Donald Trump won the presidential election on Tuesday as millions of people were prevented from voting this year by rules that root back to the Civil War and were made to maintain white male political dominance. About 6.1 million people who were convicted of breaking laws could not cast ballots because of policies that keep felons off voter rolls, according to justice reform organization The Sentencing Project. And according to the most recent numbers from Florida, Wisconsin and Michigan, which is still counting, Hillary Clinton lost by a margin smaller than those banned from voting — many of whom are poor or black or both, which are groups that tend to vote Democrat. At the same time, Clinton garnered at least half a million more votes than Trump, but lost the Electoral College. This system gives each state a number of votes roughly proportioned to population — 538 in total — and the candidate who wins the majority of them, which will be officially counted in January, wins the election. The last time such an anomaly happened was during the hotly-contested 2000 presidential election, when Republican George W. Bush won the Electoral College, defeating Democrat Al Gore, who won the popular vote.

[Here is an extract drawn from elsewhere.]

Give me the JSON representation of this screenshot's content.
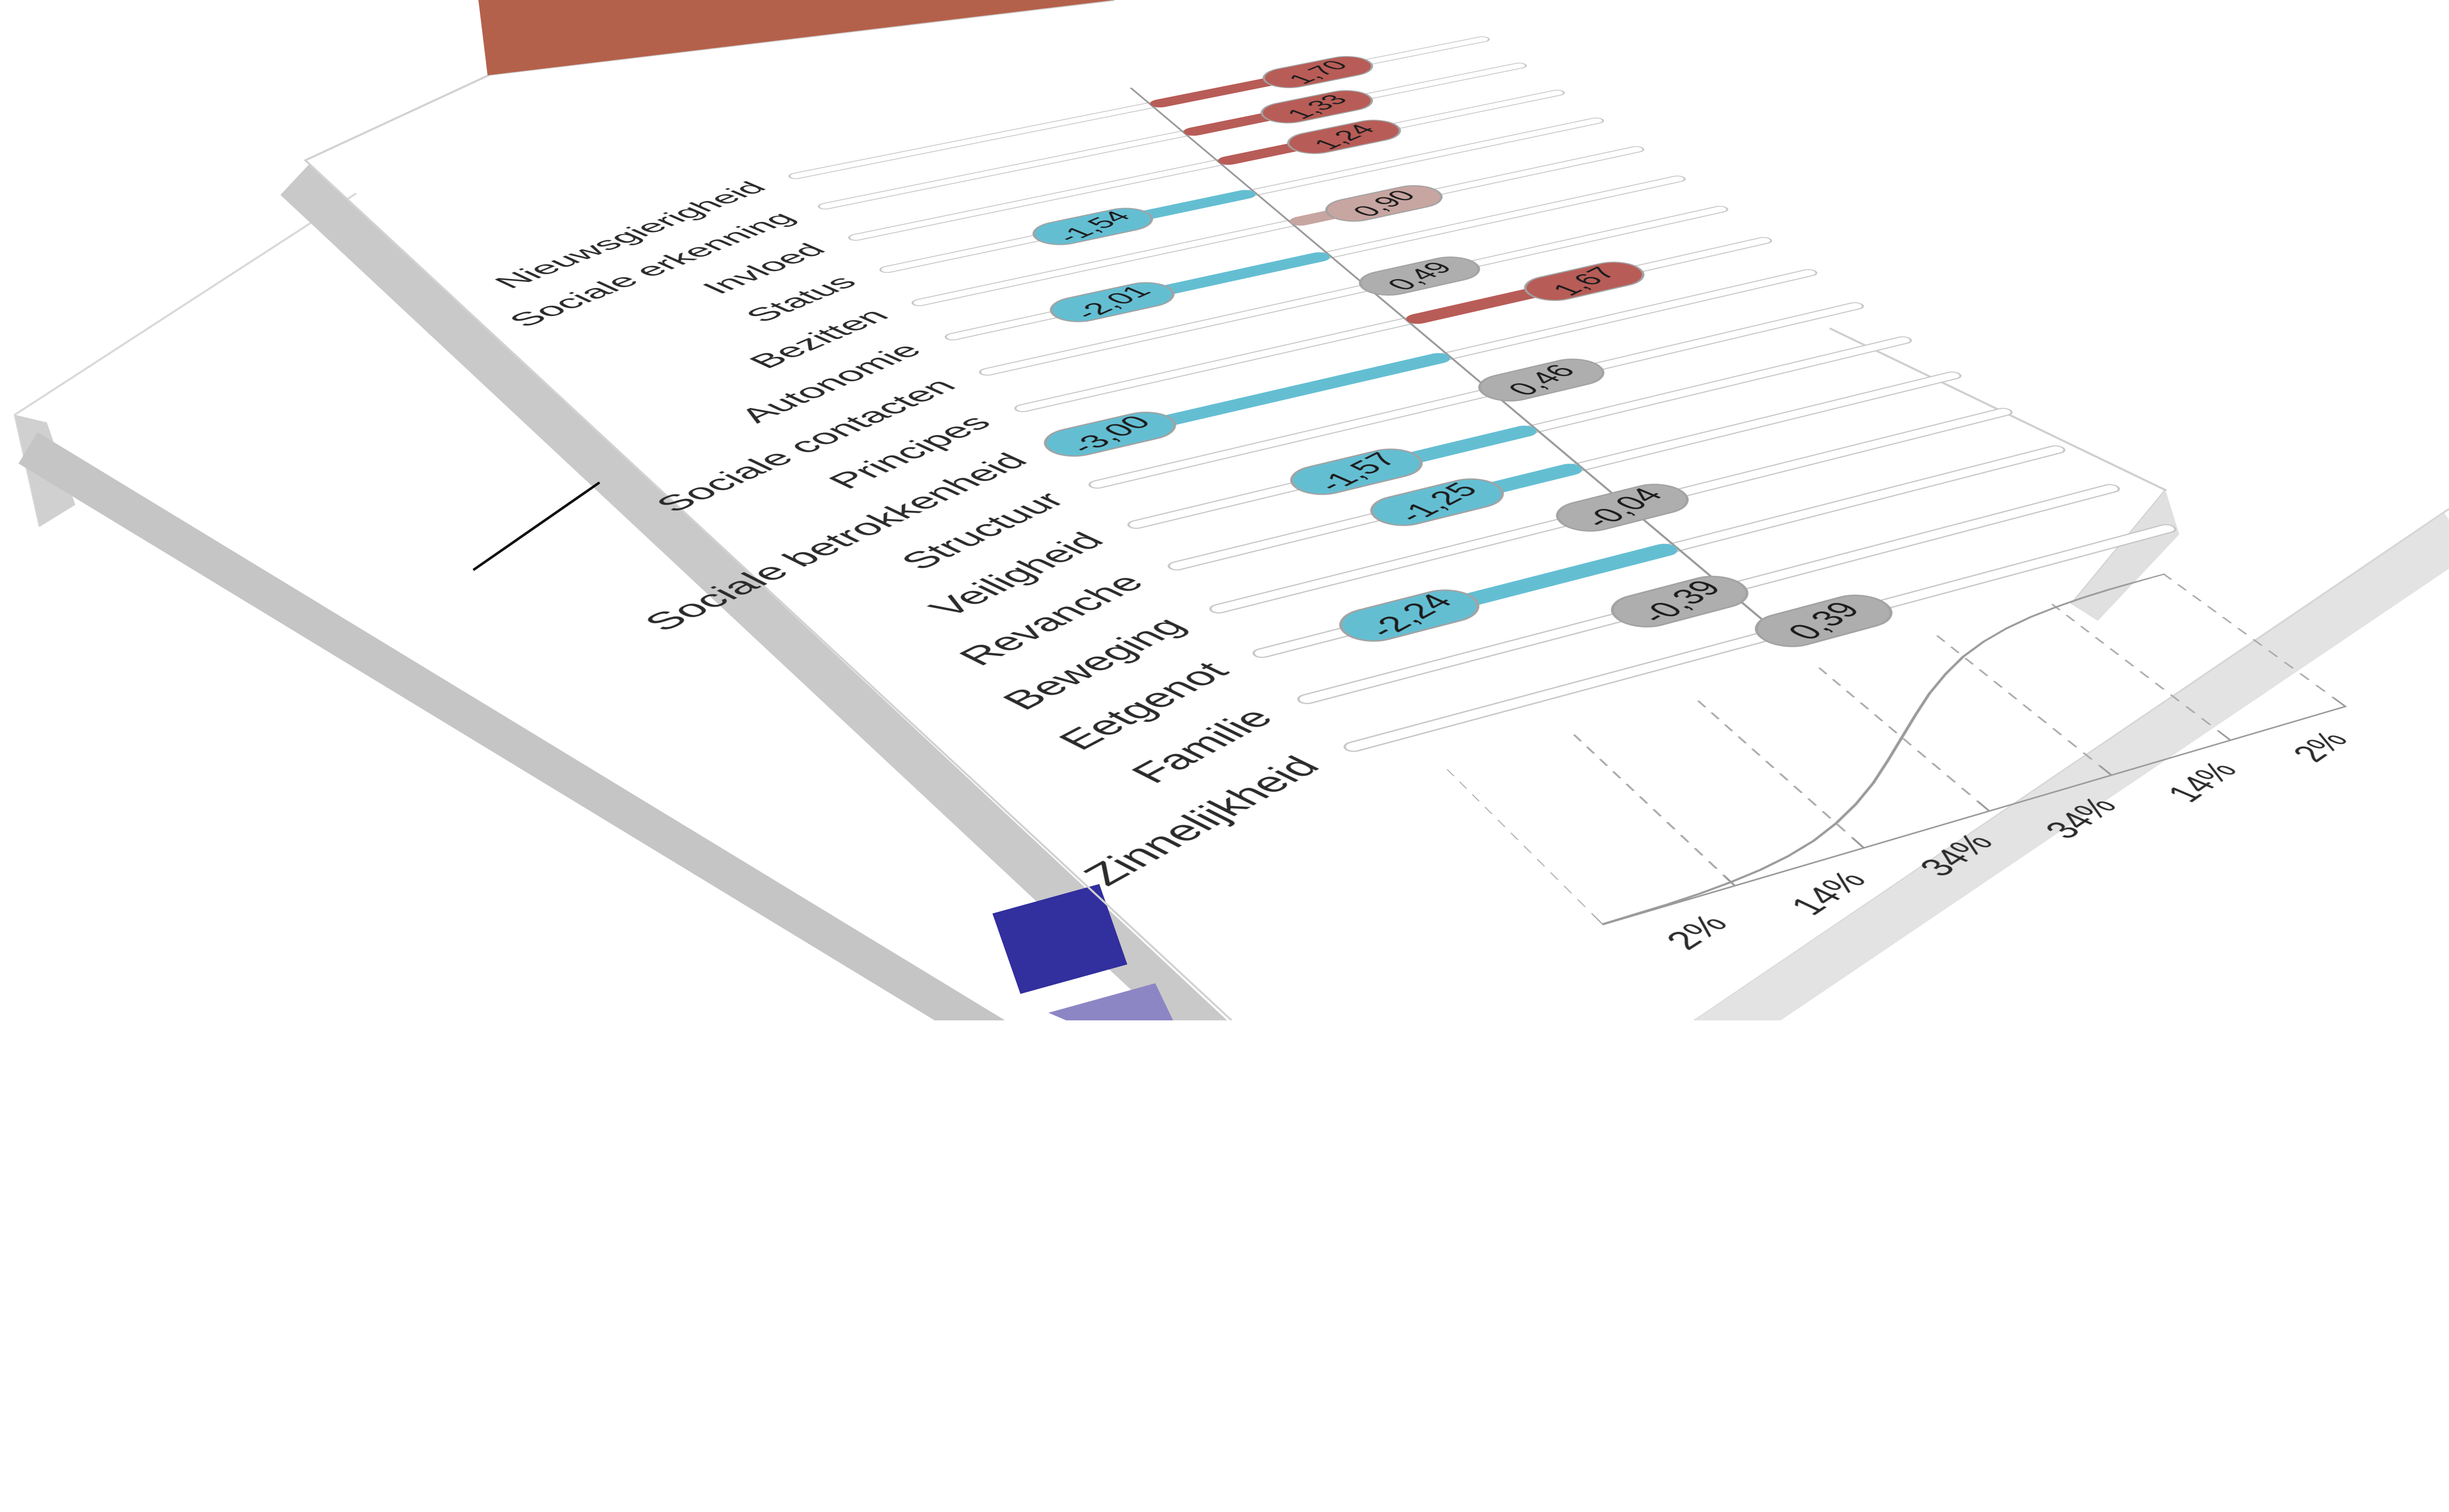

In 1787 James Madison introduced the Electoral College as an alternative to a popular vote system because, “Negroes” in the South presented a “difficulty … of a serious nature.”
A constitutional scholar says that these historical laws may have helped elect Trump, who is lauded by the Ku Klux Klan, an endorsement he renounced this month.
“To the extent that people are surprised by this result, it is because liberal whites have underestimated the past and continuing importance of racism and sexism as founding principles of the country,” said Juan Perea, a law professor at Loyola University Chicago.